Cependant, le talent est loin d’être le pilier fondateur de cette nouvelle garde. Le métier d’arbitre requiert bien d’autres compétences que le simple fait d’avoir des facilités techniques ou physiques. Un point sur lequel l’ancien arbitre international insiste grandement, lui qui veut se détacher d’un cadre technique disciplinaire jadis trop prégnant. « Je base toute ma philosophie sur une donnée majeure, ce sont d’abord des hommes, des managers avant d’être des techniciens. On ne peut pas aujourd’hui perdurer au plus haut niveau si on n’est pas un homme avec un vrai leadership, une vraie stratégie de management sur un terrain de football. »

« Le travail porte ses fruits et, en cerise d’un gâteau bien monté, la reconnaissance pointe le bout de son nez »

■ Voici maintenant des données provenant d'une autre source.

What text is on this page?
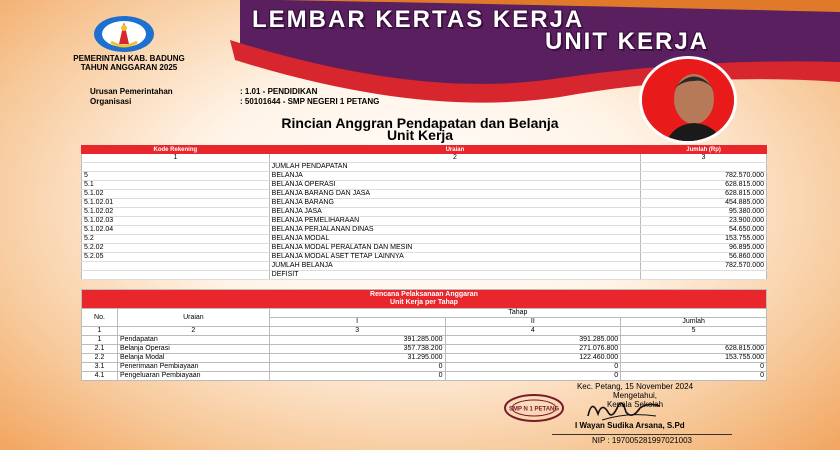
PEMERINTAH KAB. BADUNG
TAHUN ANGGARAN 2025
LEMBAR KERTAS KERJA
UNIT KERJA
Urusan Pemerintahan	: 1.01 - PENDIDIKAN
Organisasi	: 50101644 - SMP NEGERI 1 PETANG
Rincian Anggran Pendapatan dan Belanja
Unit Kerja
Kode Rekening	Uraian	Jumlah (Rp)
1	2	3
	JUMLAH PENDAPATAN	
5	BELANJA	782.570.000
5.1	BELANJA OPERASI	628.815.000
5.1.02	BELANJA BARANG DAN JASA	628.815.000
5.1.02.01	BELANJA BARANG	454.885.000
5.1.02.02	BELANJA JASA	95.380.000
5.1.02.03	BELANJA PEMELIHARAAN	23.900.000
5.1.02.04	BELANJA PERJALANAN DINAS	54.650.000
5.2	BELANJA MODAL	153.755.000
5.2.02	BELANJA MODAL PERALATAN DAN MESIN	96.895.000
5.2.05	BELANJA MODAL ASET TETAP LAINNYA	56.860.000
	JUMLAH BELANJA	782.570.000
	DEFISIT	
Rencana Pelaksanaan Anggaran
Unit Kerja per Tahap				

No.	Uraian	Tahap		
		I	II	Jumlah
1	2	3	4	5
1	Pendapatan	391.285.000	391.285.000	
2.1	Belanja Operasi	357.738.200	271.076.800	628.815.000
2.2	Belanja Modal	31.295.000	122.460.000	153.755.000
3.1	Penerimaan Pembiayaan	0	0	0
4.1	Pengeluaran Pembiayaan	0	0	0
Kec. Petang, 15 November 2024
Mengetahui,
Kepala Sekolah
SMP N 1 PETANG
I Wayan Sudika Arsana, S.Pd
NIP : 197005281997021003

Tous ces ajustements ont permis à notre fédération de repartir d’une page blanche. D’entamer un nouveau chapitre d’une histoire aux péripéties trop nombreuses. A en croire Bertrand Layec, nos arbitres ont toutes les cartes en main afin que cet ouvrage devienne un best-seller. Pour y parvenir, l’arbitrage noir-jaune-rouge se devra d’exister à nouveau sur la carte du monde. « Bien sûr, nous souhaitons à terme être représentés au très haut niveau dans la durée lâche Layec, notamment via une présence dans les compétitons internationales majeures ».

Le modèle Lawrence

Parmi les forces en présences au sein du championnat, Lawrence Visser semble être le mieux armé pour répondre à ces attentes. Malgré ses 31 printemps, il est d’ores et déjà considéré comme le numéro un de notre royaume. Depuis le 9 août 2013, jour où il donna ses premiers coups de sifflet dans le monde professionnel lors du match opposant Lommel United à Westerlo, le limbourgeois fait un carton.

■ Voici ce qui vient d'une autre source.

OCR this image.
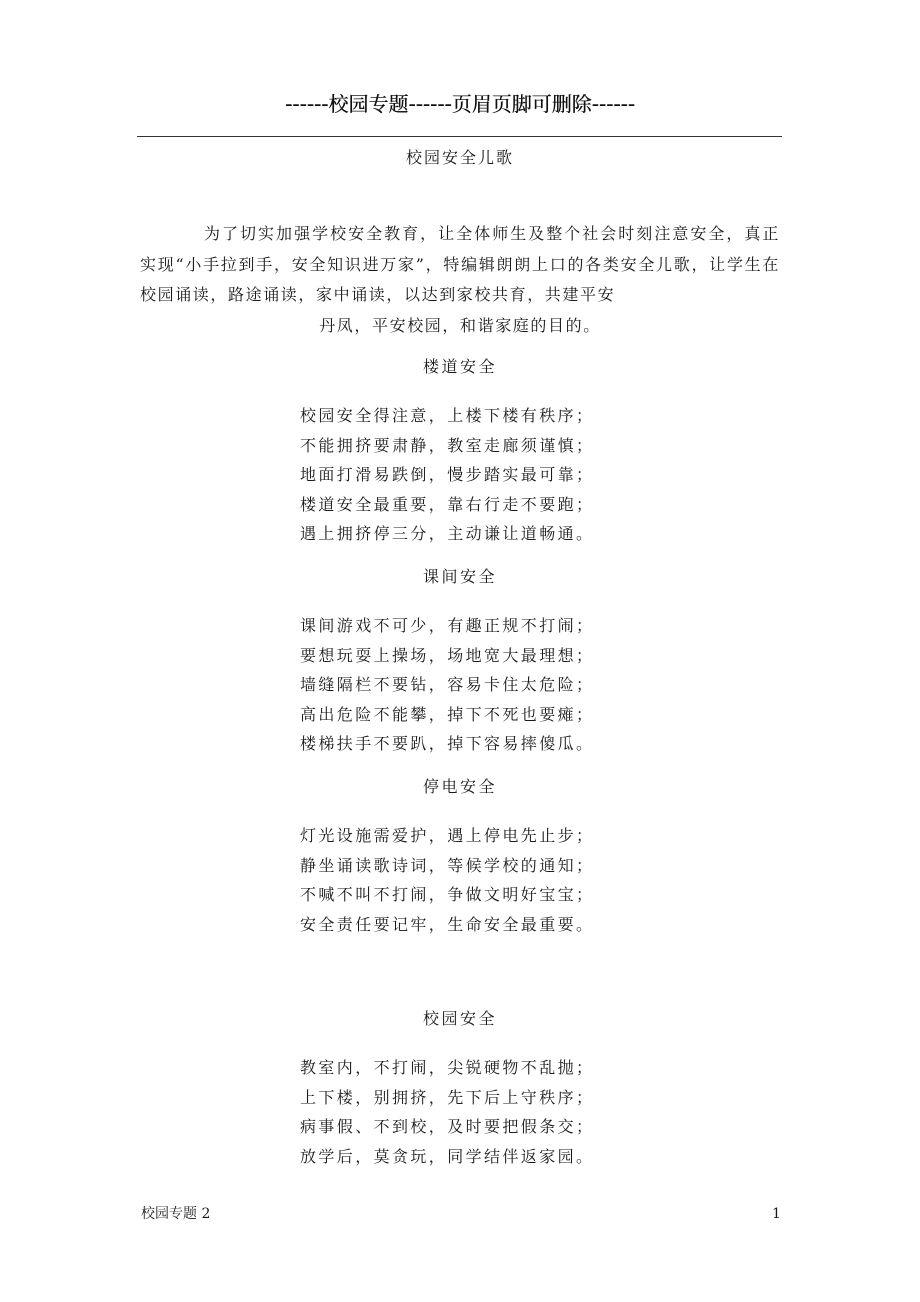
------校园专题------页眉页脚可删除------
校园安全儿歌

为了切实加强学校安全教育，让全体师生及整个社会时刻注意安全，真正实现“小手拉到手，安全知识进万家”，特编辑朗朗上口的各类安全儿歌，让学生在校园诵读，路途诵读，家中诵读，以达到家校共育，共建平安
丹凤，平安校园，和谐家庭的目的。

楼道安全

校园安全得注意，上楼下楼有秩序；

不能拥挤要肃静，教室走廊须谨慎；

地面打滑易跌倒，慢步踏实最可靠；

楼道安全最重要，靠右行走不要跑；

遇上拥挤停三分，主动谦让道畅通。

课间安全

课间游戏不可少，有趣正规不打闹；

要想玩耍上操场，场地宽大最理想；

墙缝隔栏不要钻，容易卡住太危险；

高出危险不能攀，掉下不死也要瘫；

楼梯扶手不要趴，掉下容易摔傻瓜。

停电安全

灯光设施需爱护，遇上停电先止步；

静坐诵读歌诗词，等候学校的通知；

不喊不叫不打闹，争做文明好宝宝；

安全责任要记牢，生命安全最重要。

校园安全

教室内，不打闹，尖锐硬物不乱抛；

上下楼，别拥挤，先下后上守秩序；

病事假、不到校，及时要把假条交；

放学后，莫贪玩，同学结伴返家园。

校园专题 2	1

Récemment entré dans la catégorie UEFA 1, il est temps pour le monarque de notre Pro League de partir à la conquête du vieux continent. Petit à petit, les matchs dans les grandes compétitions s’accumulent pour lui. Mais Bertrand Layec se veut prudent et, comme à son habitude, prône la patience : « ça sera très compliqué pour lui d’être repris pour le Qatar et l’Euro 2024. N’oublions pas qu’il y a encore deux ans, il officiait en Youth League. »

Mais la direction choisie par nos instance semble être la bonne. Les progrès sont constants. En 2026, la Coupe du Monde se déroulera outre-Atlantique et Lawrence Vissera aura 36 ans. Un âge où sa maturité devrait le mener au sommet. Le rendez-vous avec son rêve américain est d’ores et déjà fixé.